I also love that they're not always bawling about some dead person who's watching over them, or moaning about not wanting to go back to their 'terrible' life.
I think they should win! True, they can't sing or dance, but they are entertaining. And do we really need yet another 'diva' warbling her way perfectly through 'I Will Always Love You'? Yawn!
By the way, you can't vote from the Republic of Ireland, so it's not just us lot and Louis' family keeping them in.
Agree, Debs. It's addictive and compulsive viewing. And look what happened to the Cheeky Girls, the Samandra twins, etc.

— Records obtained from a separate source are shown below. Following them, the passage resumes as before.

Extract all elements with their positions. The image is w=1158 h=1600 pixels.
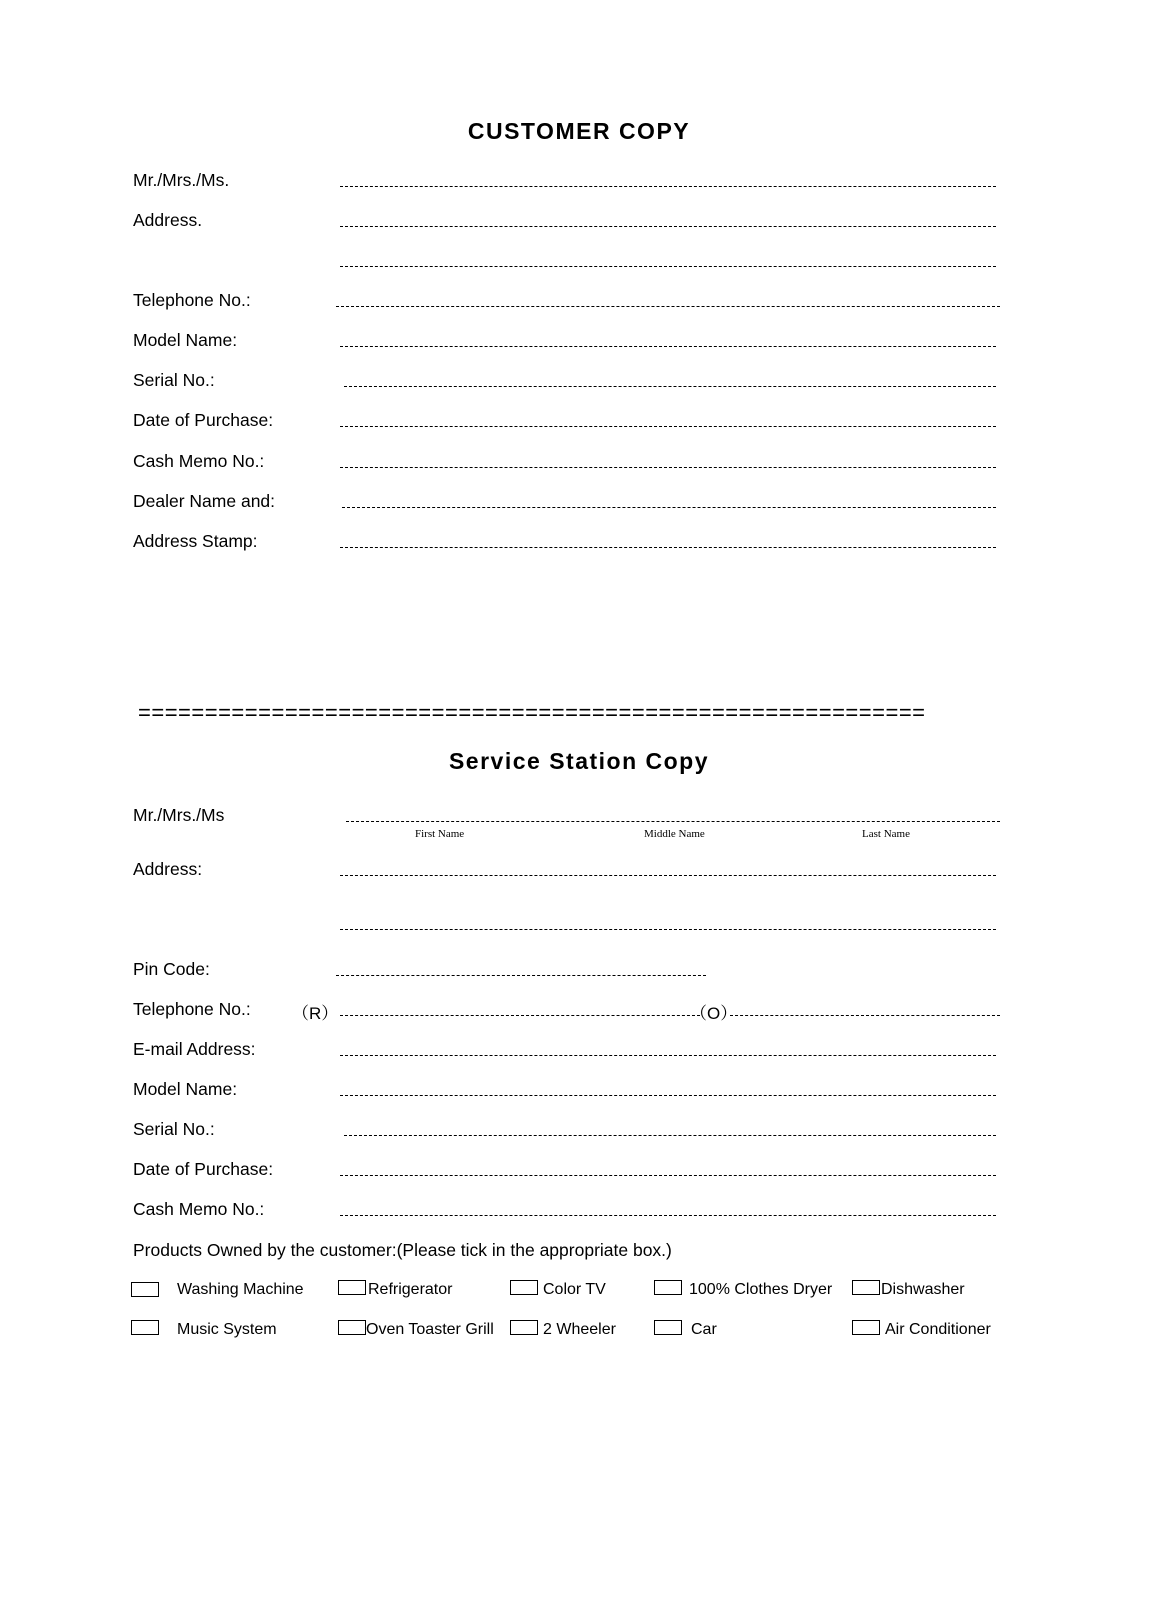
customer-dealer-label: Dealer Name and: [133, 491, 276, 511]
color-tv-checkbox[interactable] [510, 1280, 538, 1295]
section-divider: =========================================================== [138, 700, 926, 725]
service-name-line[interactable] [346, 821, 1000, 822]
service-memo-line[interactable] [340, 1215, 996, 1216]
color-tv-label: Color TV [543, 1281, 606, 1298]
customer-telephone-line[interactable] [336, 306, 1000, 307]
service-model-label: Model Name: [133, 1079, 238, 1099]
customer-telephone-label: Telephone No.: [133, 290, 251, 310]
service-purchase-date-line[interactable] [340, 1175, 996, 1176]
customer-address-line-2[interactable] [340, 266, 996, 267]
customer-name-label: Mr./Mrs./Ms. [133, 170, 230, 190]
music-system-checkbox[interactable] [131, 1320, 159, 1335]
service-address-line-2[interactable] [340, 929, 996, 930]
service-name-label: Mr./Mrs./Ms [133, 805, 225, 825]
oven-toaster-grill-label: Oven Toaster Grill [366, 1321, 494, 1338]
first-name-caption: First Name [415, 828, 465, 840]
clothes-dryer-label: 100% Clothes Dryer [689, 1281, 833, 1298]
service-telephone-label: Telephone No.: [133, 999, 251, 1019]
washing-machine-label: Washing Machine [177, 1281, 304, 1298]
service-address-line-1[interactable] [340, 875, 996, 876]
customer-model-line[interactable] [340, 346, 996, 347]
customer-memo-line[interactable] [340, 467, 996, 468]
refrigerator-checkbox[interactable] [338, 1280, 366, 1295]
dishwasher-label: Dishwasher [881, 1281, 965, 1298]
service-telephone-office-line[interactable] [730, 1015, 1000, 1016]
customer-purchase-date-line[interactable] [340, 426, 996, 427]
clothes-dryer-checkbox[interactable] [654, 1280, 682, 1295]
car-checkbox[interactable] [654, 1320, 682, 1335]
dishwasher-checkbox[interactable] [852, 1280, 880, 1295]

They may not have an ounce of talent bewteen them, but they've all made careers and a lot of money out of being entertaining. Good luck to them.
God I couldn't disagree more strongly!!!!!!!!!!!!!!!!!!!!!!!
X Factor is billed as a singing competition to find a 'recording artist' - see my blog on this today!
I loathe them. Get em off. If I want to be entertained by gel brained creatures who cant sing, there are other places to find them. God forbid. Fx
Oooh, knew I'd stir up a bit of a hornet's nest with this one. They should have called themselves 'Marmite' - at least it's catchy. Unlike their attempts at performing anything.Gah!